According to the complaint, those mandates "condition[] access to California markets on revolutionary changes to the way manufacturers, distributors and companies (large and small) design and package their products." The plaintiffs allege that the Act's definition of "covered material" includes not only plastic packaging but also glass, ceramic, metal, paper, fiber, and wood single-use packaging, which reaches "almost all aspects of the economy," including products never sold, used, or disposed of in California.

The complaint further asserts that the Act runs afoul of the Commerce Clause (by discriminating against and substantially burdening interstate commerce and imposing unfairly apportioned taxes), the Import-Export Clause, the First Amendment and the California Constitution (by barring producers from disclosing the Act's costs on receipts and forcing them to join and fund CAA), the Fifth Amendment's Due Process Clause (by reaching conduct outside California's borders), and the federal and state nondelegation doctrines (by giving core legislative and enforcement powers to CAA) .

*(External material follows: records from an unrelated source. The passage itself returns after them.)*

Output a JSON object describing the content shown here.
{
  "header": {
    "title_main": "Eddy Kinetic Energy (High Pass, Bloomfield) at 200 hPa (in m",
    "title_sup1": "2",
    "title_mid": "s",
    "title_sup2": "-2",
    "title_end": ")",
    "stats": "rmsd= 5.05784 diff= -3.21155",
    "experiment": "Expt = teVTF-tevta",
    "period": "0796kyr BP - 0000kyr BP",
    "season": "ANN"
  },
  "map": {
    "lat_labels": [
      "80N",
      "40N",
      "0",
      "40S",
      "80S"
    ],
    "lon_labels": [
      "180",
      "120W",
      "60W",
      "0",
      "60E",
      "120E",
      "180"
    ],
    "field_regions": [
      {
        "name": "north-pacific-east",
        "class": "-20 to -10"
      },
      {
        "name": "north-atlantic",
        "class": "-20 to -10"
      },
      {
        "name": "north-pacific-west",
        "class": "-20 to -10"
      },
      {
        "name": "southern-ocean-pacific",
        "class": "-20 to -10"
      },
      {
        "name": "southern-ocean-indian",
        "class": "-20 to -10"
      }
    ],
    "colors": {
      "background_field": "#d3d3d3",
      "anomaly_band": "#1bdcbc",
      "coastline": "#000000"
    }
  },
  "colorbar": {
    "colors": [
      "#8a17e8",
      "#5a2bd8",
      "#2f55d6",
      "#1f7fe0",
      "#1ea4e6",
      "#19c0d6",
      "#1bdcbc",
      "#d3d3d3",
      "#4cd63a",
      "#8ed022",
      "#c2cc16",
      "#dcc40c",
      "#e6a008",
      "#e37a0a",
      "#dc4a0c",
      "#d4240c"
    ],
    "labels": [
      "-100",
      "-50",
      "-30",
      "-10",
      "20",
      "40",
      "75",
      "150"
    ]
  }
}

The complaint also takes aim at the Act's prohibition on disclosing producer-responsibility fees as a separate line item on receipts or invoices, arguing the restriction censors "core political speech" intended to "galvanize political support for a repeal or amendment of the Act" and to "forestall the adoption of similar EPR regimes" in states considering their enactment.

The plaintiffs seek a declaratory judgment that the Act and its implementing regulations are invalid, along with a permanent injunction barring CalRecycle and CAA from enforcing them.

The suit is a significant constitutional challenge and arrives as other states have enacted similar packaging EPR laws and weigh comparable legislation.

State of Nebraska et al. v. Heller et al., No. 2:26-at-01047 (E.D. Cal.).